Plan hash value: 1425374893                                                     
                                                                                
------------------------------------------------------------------------------------------------------------| Id  | Operation              | Name      | Starts | E-Rows | A-Rows |   A-Time   | Buffers | Reads  | 
----------------------------------------------------------------------------------------------------------  
|   0 | SELECT STATEMENT       |           |      1 |        |     37 |00:00:00.06 |    1577 |   1565 |     
|   1 |  SORT GROUP BY         |           |      1 |   3635 |     37 |00:00:00.06 |    1577 |   1565 | 
|   2 |   VIEW                 | VM_NWVW_1 |      1 |   3635 |  18904 |00:00:00.05 |    1577 |   1565 |    
|   3 |    HASH GROUP BY       |           |      1 |   3635 |  18904 |00:00:00.05 |    1577 |   1565 | 
|   4 |     TABLE ACCESS SAMPLE| BIG_TABLE |      1 |   3635 |  18904 |00:00:00.03 |    1577 |   1565 |     
------------------------------------------------------------------------------------------------------------



C:
OWNER                APPROX_COUNT_DISTINCT(OBJECT_ID)
-------------------- --------------------------------
APEX_050000                                      3630
BI                                                  8
HR                                                 34
LBACSYS                                           236
PUBLIC                                          37338
SYS                                             42118
XFILES                                            140



PLAN_TABLE_OUTPUT                                                               
--------------------------------------------------------------------------------
SQL_ID  3bmz5b1a9uzqh, child number 0                                           
-------------------------------------                                           
select /*+ gather_plan_statistics c*/ owner, approx_count_distinct              
(object_id) from big_table group by owner order by owner                        
                                                                                
Plan hash value: 3184991183                                                     
                                                                                
------------------------------------------------------------------------------------------------------------| Id  | Operation            | Name      | Starts | E-Rows | A-Rows |   A-Time   | Buffers | Reads  | 
------------------------------------------------------------------------------------------------------------
|   0 | SELECT STATEMENT     |           |      1 |        |     38 |00:00:00.14 |    1577 |   1565 |      
|   1 |  SORT GROUP BY APPROX|           |      1 |  90869 |     38 |00:00:00.14 |    1577 |   1565 |   
|   2 |   TABLE ACCESS FULL  | BIG_TABLE |      1 |  90869 |  93680 |00:00:00.09 |    1577 |   1565 |     
--------------------------------------------------------------------------------------------------------

Summary

To summarize the information seen

Performance

Method Run time
Count Full 0.30
Count Sample 0.06
Count Approx 0.14

Accuracy

Owner Count full Count sample Count sample*5 Count Approx
APEX_050000 3600 741 3705 3630
BI 8 0 0 8
HR 34 4 20 34
LBACSYS 237 49 245 236
PUBLIC 37125 7455 37275 37338
SYS 42110 8508 42540 42118
XFILES 141 30 150 140


Conclusion

The new function runs faster than the full scan and it is more accurate than using the sample feature.
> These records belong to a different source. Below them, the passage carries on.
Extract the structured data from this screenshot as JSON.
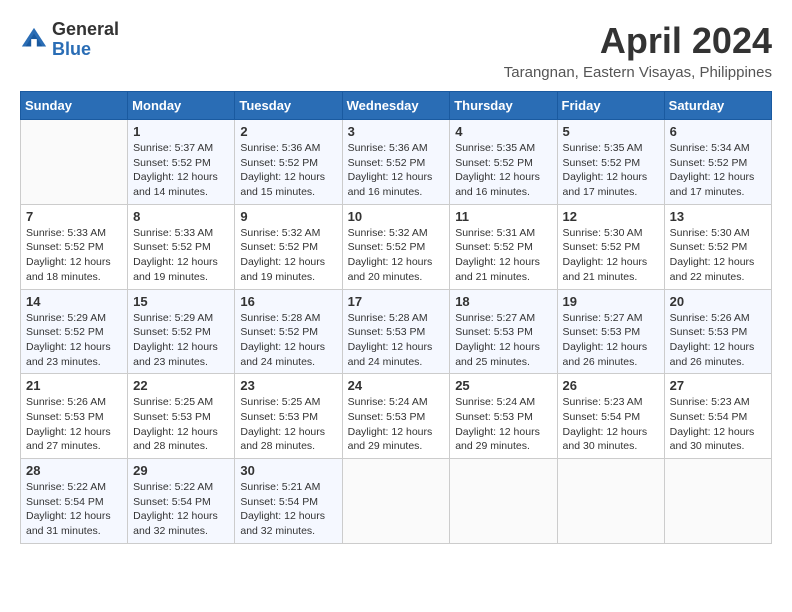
{
  "header": {
    "logo_general": "General",
    "logo_blue": "Blue",
    "month_year": "April 2024",
    "location": "Tarangnan, Eastern Visayas, Philippines"
  },
  "days_of_week": [
    "Sunday",
    "Monday",
    "Tuesday",
    "Wednesday",
    "Thursday",
    "Friday",
    "Saturday"
  ],
  "weeks": [
    [
      {
        "day": "",
        "info": ""
      },
      {
        "day": "1",
        "info": "Sunrise: 5:37 AM\nSunset: 5:52 PM\nDaylight: 12 hours and 14 minutes."
      },
      {
        "day": "2",
        "info": "Sunrise: 5:36 AM\nSunset: 5:52 PM\nDaylight: 12 hours and 15 minutes."
      },
      {
        "day": "3",
        "info": "Sunrise: 5:36 AM\nSunset: 5:52 PM\nDaylight: 12 hours and 16 minutes."
      },
      {
        "day": "4",
        "info": "Sunrise: 5:35 AM\nSunset: 5:52 PM\nDaylight: 12 hours and 16 minutes."
      },
      {
        "day": "5",
        "info": "Sunrise: 5:35 AM\nSunset: 5:52 PM\nDaylight: 12 hours and 17 minutes."
      },
      {
        "day": "6",
        "info": "Sunrise: 5:34 AM\nSunset: 5:52 PM\nDaylight: 12 hours and 17 minutes."
      }
    ],
    [
      {
        "day": "7",
        "info": "Sunrise: 5:33 AM\nSunset: 5:52 PM\nDaylight: 12 hours and 18 minutes."
      },
      {
        "day": "8",
        "info": "Sunrise: 5:33 AM\nSunset: 5:52 PM\nDaylight: 12 hours and 19 minutes."
      },
      {
        "day": "9",
        "info": "Sunrise: 5:32 AM\nSunset: 5:52 PM\nDaylight: 12 hours and 19 minutes."
      },
      {
        "day": "10",
        "info": "Sunrise: 5:32 AM\nSunset: 5:52 PM\nDaylight: 12 hours and 20 minutes."
      },
      {
        "day": "11",
        "info": "Sunrise: 5:31 AM\nSunset: 5:52 PM\nDaylight: 12 hours and 21 minutes."
      },
      {
        "day": "12",
        "info": "Sunrise: 5:30 AM\nSunset: 5:52 PM\nDaylight: 12 hours and 21 minutes."
      },
      {
        "day": "13",
        "info": "Sunrise: 5:30 AM\nSunset: 5:52 PM\nDaylight: 12 hours and 22 minutes."
      }
    ],
    [
      {
        "day": "14",
        "info": "Sunrise: 5:29 AM\nSunset: 5:52 PM\nDaylight: 12 hours and 23 minutes."
      },
      {
        "day": "15",
        "info": "Sunrise: 5:29 AM\nSunset: 5:52 PM\nDaylight: 12 hours and 23 minutes."
      },
      {
        "day": "16",
        "info": "Sunrise: 5:28 AM\nSunset: 5:52 PM\nDaylight: 12 hours and 24 minutes."
      },
      {
        "day": "17",
        "info": "Sunrise: 5:28 AM\nSunset: 5:53 PM\nDaylight: 12 hours and 24 minutes."
      },
      {
        "day": "18",
        "info": "Sunrise: 5:27 AM\nSunset: 5:53 PM\nDaylight: 12 hours and 25 minutes."
      },
      {
        "day": "19",
        "info": "Sunrise: 5:27 AM\nSunset: 5:53 PM\nDaylight: 12 hours and 26 minutes."
      },
      {
        "day": "20",
        "info": "Sunrise: 5:26 AM\nSunset: 5:53 PM\nDaylight: 12 hours and 26 minutes."
      }
    ],
    [
      {
        "day": "21",
        "info": "Sunrise: 5:26 AM\nSunset: 5:53 PM\nDaylight: 12 hours and 27 minutes."
      },
      {
        "day": "22",
        "info": "Sunrise: 5:25 AM\nSunset: 5:53 PM\nDaylight: 12 hours and 28 minutes."
      },
      {
        "day": "23",
        "info": "Sunrise: 5:25 AM\nSunset: 5:53 PM\nDaylight: 12 hours and 28 minutes."
      },
      {
        "day": "24",
        "info": "Sunrise: 5:24 AM\nSunset: 5:53 PM\nDaylight: 12 hours and 29 minutes."
      },
      {
        "day": "25",
        "info": "Sunrise: 5:24 AM\nSunset: 5:53 PM\nDaylight: 12 hours and 29 minutes."
      },
      {
        "day": "26",
        "info": "Sunrise: 5:23 AM\nSunset: 5:54 PM\nDaylight: 12 hours and 30 minutes."
      },
      {
        "day": "27",
        "info": "Sunrise: 5:23 AM\nSunset: 5:54 PM\nDaylight: 12 hours and 30 minutes."
      }
    ],
    [
      {
        "day": "28",
        "info": "Sunrise: 5:22 AM\nSunset: 5:54 PM\nDaylight: 12 hours and 31 minutes."
      },
      {
        "day": "29",
        "info": "Sunrise: 5:22 AM\nSunset: 5:54 PM\nDaylight: 12 hours and 32 minutes."
      },
      {
        "day": "30",
        "info": "Sunrise: 5:21 AM\nSunset: 5:54 PM\nDaylight: 12 hours and 32 minutes."
      },
      {
        "day": "",
        "info": ""
      },
      {
        "day": "",
        "info": ""
      },
      {
        "day": "",
        "info": ""
      },
      {
        "day": "",
        "info": ""
      }
    ]
  ]
}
With the 20% sample, the BI records were not even seen. If you multiple the 20% sample by 5 you can get an estimate of the full table values with this method, but the values are not as close as the APPROX_COUNT_DISTINCT.

If you need to get a rough estimate of counts in a table and you are using a version >= 12.1.0.2 then you should consider this feature. If exact numbers are still needed then you will need to perform a full scan.